What are the eligibility criteria for a co-applicant? Why do you need a co-applicant for your education loan? Let’s find out!  

Importance of an Education Loan

Imagine you just got into your dream university in Canada for a master’s degree. All your hard work has finally paid off and you are ready to get your journey started.

A part of your degree is already covered by scholarships and your hard-earned savings but you are still short on money. In such emergencies, an education loan can be a savior. Education is the security blanket that helps you live your dreams. It can sponsor your entire education or a part of it.

Opting for an education loan offers numerous advantages to students pursuing higher education. One of the primary benefits is the ability to fund your education independently. With an education loan, you don’t have to dig into your family savings or exhaust all your savings on your degree. 

Furthermore, responsibly repaying the loan helps students build a strong credit score and discipline. Another benefit of education loans often comes with flexible repayment options wherein they can start repaying their loan allowing students to manage the loan efficiently even during their studies.

What is the role of co-applicants in education loans?

A co-applicant, also known as a co-signer, is a vital component in the education loan application process. This individual co-signs the loan agreement alongside the primary loan applicant (the student) and shares equal responsibility for repayment.

The presence of a co-applicant provides a safety net for the lender, ensuring that the loan is repaid even in unforeseen circumstances when the primary applicant may face financial difficulties.

Who can be a co-applicant?

Financial institutions have specific eligibility criteria for co-applicants in education loan applications. Typically, a co-applicant can be a parent, legal guardian, sibling, or any blood relative of the primary applicant.

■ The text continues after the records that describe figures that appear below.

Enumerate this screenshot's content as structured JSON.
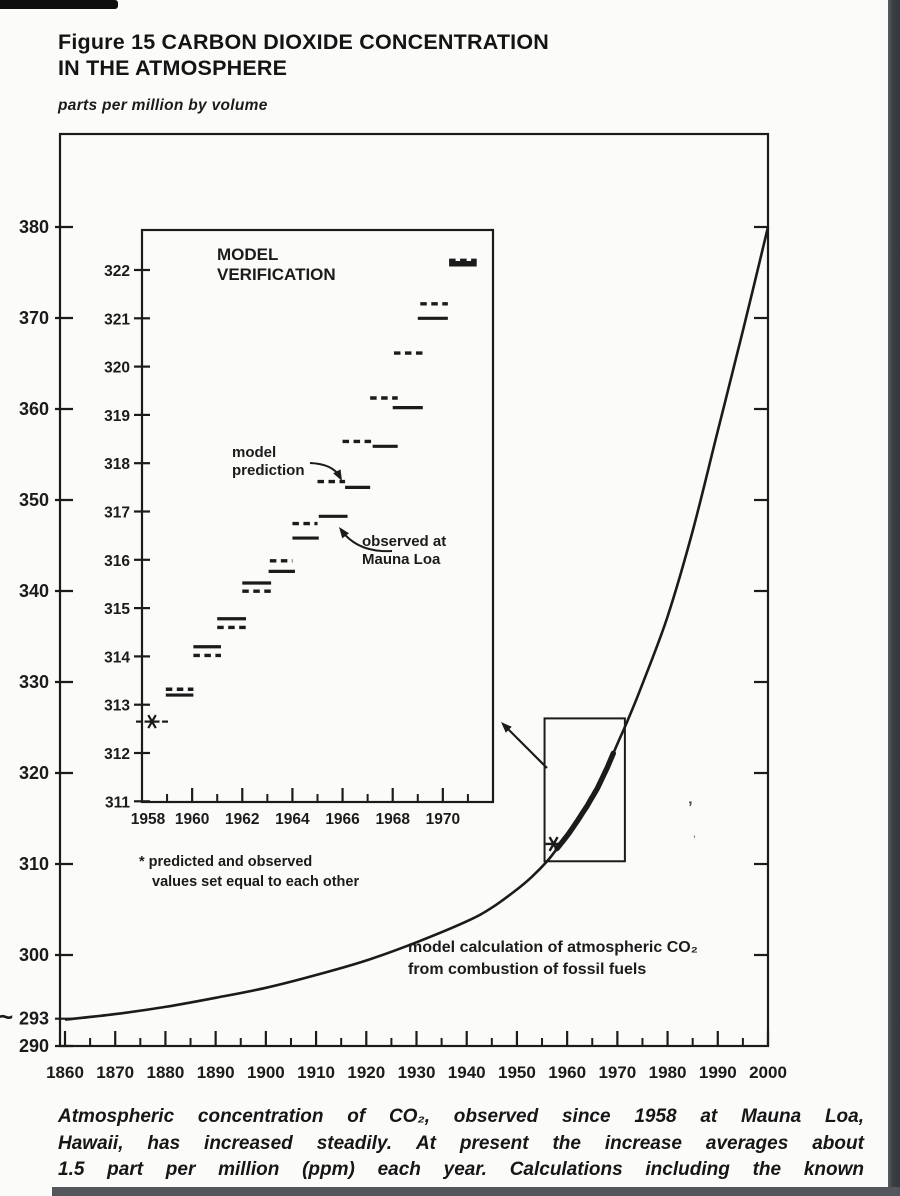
{
  "page": {
    "title_line1": "Figure 15 CARBON DIOXIDE CONCENTRATION",
    "title_line2": "IN THE ATMOSPHERE",
    "units_label": "parts per million by volume",
    "caption_lines": [
      "Atmospheric concentration of CO₂, observed since 1958 at Mauna Loa,",
      "Hawaii, has increased steadily. At present the increase averages about",
      "1.5 part per million (ppm) each year. Calculations including the known"
    ]
  },
  "colors": {
    "ink": "#1b1b1b",
    "page_bg": "#fbfbf9",
    "right_band": "#3a3d42",
    "bottom_band": "#53565b",
    "top_bar": "#0e0e0e"
  },
  "scan_artifacts": {
    "speck1": "ʼ",
    "speck2": "ˌ"
  },
  "chart_data": [
    {
      "type": "line",
      "title": "Figure 15 CARBON DIOXIDE CONCENTRATION IN THE ATMOSPHERE",
      "ylabel": "parts per million by volume",
      "xlim": [
        1860,
        2000
      ],
      "ylim": [
        290,
        390
      ],
      "grid": false,
      "x_ticks": [
        1860,
        1870,
        1880,
        1890,
        1900,
        1910,
        1920,
        1930,
        1940,
        1950,
        1960,
        1970,
        1980,
        1990,
        2000
      ],
      "x_minor_interval": 5,
      "y_ticks": [
        290,
        293,
        300,
        310,
        320,
        330,
        340,
        350,
        360,
        370,
        380
      ],
      "y_axis_break_symbol": "~",
      "series": [
        {
          "name": "model calculation of atmospheric CO₂ from combustion of fossil fuels",
          "style": "solid",
          "x": [
            1860,
            1870,
            1880,
            1890,
            1900,
            1910,
            1920,
            1930,
            1940,
            1945,
            1950,
            1953,
            1956,
            1958,
            1960,
            1962,
            1964,
            1966,
            1968,
            1970,
            1972,
            1975,
            1980,
            1985,
            1990,
            1995,
            2000
          ],
          "y": [
            292.9,
            293.5,
            294.3,
            295.3,
            296.4,
            297.8,
            299.4,
            301.4,
            303.7,
            305.2,
            307.2,
            308.6,
            310.3,
            311.7,
            313.1,
            314.7,
            316.4,
            318.3,
            320.6,
            323.2,
            325.7,
            329.8,
            337.2,
            346.6,
            357.6,
            368.6,
            380.0
          ]
        }
      ],
      "observed_overlay": {
        "name": "observed record (thick segment)",
        "x_start": 1958,
        "x_end": 1969.4
      },
      "star_marker": {
        "x": 1957.3,
        "y": 312.2
      },
      "zoom_box": {
        "x1": 1955.5,
        "x2": 1971.5,
        "y1": 310.3,
        "y2": 326.0
      },
      "annotation_lines": [
        "model calculation of atmospheric CO₂",
        "from combustion of fossil fuels"
      ]
    },
    {
      "type": "step-segments",
      "title_line1": "MODEL",
      "title_line2": "VERIFICATION",
      "xlim": [
        1958,
        1972
      ],
      "ylim": [
        311,
        322.85
      ],
      "x_ticks": [
        1958,
        1960,
        1962,
        1964,
        1966,
        1968,
        1970
      ],
      "x_minor_ticks": [
        1959,
        1961,
        1963,
        1965,
        1967,
        1969,
        1971
      ],
      "y_ticks": [
        311,
        312,
        313,
        314,
        315,
        316,
        317,
        318,
        319,
        320,
        321,
        322
      ],
      "star_marker": {
        "x": 1958.4,
        "y": 312.65
      },
      "series": [
        {
          "name": "model prediction",
          "style": "dashed",
          "segments": [
            [
              1958.95,
              1960.05,
              313.32
            ],
            [
              1960.05,
              1961.15,
              314.02
            ],
            [
              1961.0,
              1962.15,
              314.6
            ],
            [
              1962.0,
              1963.15,
              315.35
            ],
            [
              1963.1,
              1964.0,
              315.98
            ],
            [
              1964.0,
              1965.0,
              316.75
            ],
            [
              1965.0,
              1966.1,
              317.62
            ],
            [
              1966.0,
              1967.15,
              318.45
            ],
            [
              1967.1,
              1968.2,
              319.35
            ],
            [
              1968.05,
              1969.2,
              320.28
            ],
            [
              1969.1,
              1970.2,
              321.3
            ],
            [
              1970.25,
              1971.35,
              322.2
            ]
          ]
        },
        {
          "name": "observed at Mauna Loa",
          "style": "solid",
          "segments": [
            [
              1958.95,
              1960.05,
              313.2
            ],
            [
              1960.05,
              1961.15,
              314.2
            ],
            [
              1961.0,
              1962.15,
              314.78
            ],
            [
              1962.0,
              1963.15,
              315.52
            ],
            [
              1963.05,
              1964.1,
              315.76
            ],
            [
              1964.0,
              1965.05,
              316.45
            ],
            [
              1965.05,
              1966.2,
              316.9
            ],
            [
              1966.1,
              1967.1,
              317.5
            ],
            [
              1967.2,
              1968.2,
              318.35
            ],
            [
              1968.0,
              1969.2,
              319.15
            ],
            [
              1969.0,
              1970.2,
              321.0
            ],
            [
              1970.25,
              1971.35,
              322.13
            ]
          ]
        }
      ],
      "callout_prediction_line1": "model",
      "callout_prediction_line2": "prediction",
      "callout_observed_line1": "observed at",
      "callout_observed_line2": "Mauna Loa",
      "footnote_line1": "* predicted and observed",
      "footnote_line2": "values set equal to each other"
    }
  ]
}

It is essential for the co-applicant to possess an Indian bank account capable of signing cheques. Apart from these basic criteria, lenders consider other factors to assess the co-applicant’s financial stability:

  • CIBIL Score: The CIBIL score of a co-applicant plays a significant role in loan approval. Ranging from 300 to 850, a higher score improves the chances of securing the loan. A good credit score indicates strong creditworthiness, ensuring greater reliability in repaying the loan.
  • Income Tax Returns (ITR) Document: Lenders carefully scrutinize the co-applicants’ ITR document, which provides essential financial information. This document enables lenders to evaluate the co-applicant’s financial health and repayment capacity.
  • Income Proof: For salaried individuals, providing salary slips for the last 6-8 months is a mandatory requirement. Self-employed co-applicants need to submit various documents, including GST registration proof and financial statements of their business, to demonstrate their income stability.
  • Income Amount: The financial institution evaluates the co-applicant’s annual income to determine their eligibility for the education loan. Different lenders may have varying minimum income requirements.

FAQs

Who is a co-applicant?

A co-applicant can be a parent, legal guardian, sibling, or any blood relative of the primary applicant.

Is it good to have a co-applicant?

Yes, it is good to have a co-applicant. A financially strong co-applicant can increase the chances of education loan approval.

Can a co-applicant take another loan?

Yes, a co-applicant can apply for other personal, car, or home loans.

Can you apply for an education loan without a co-applicant?

Some banks have a mandatory clause wherein a co-applicant is essential for your education loan application while some banks are more flexible.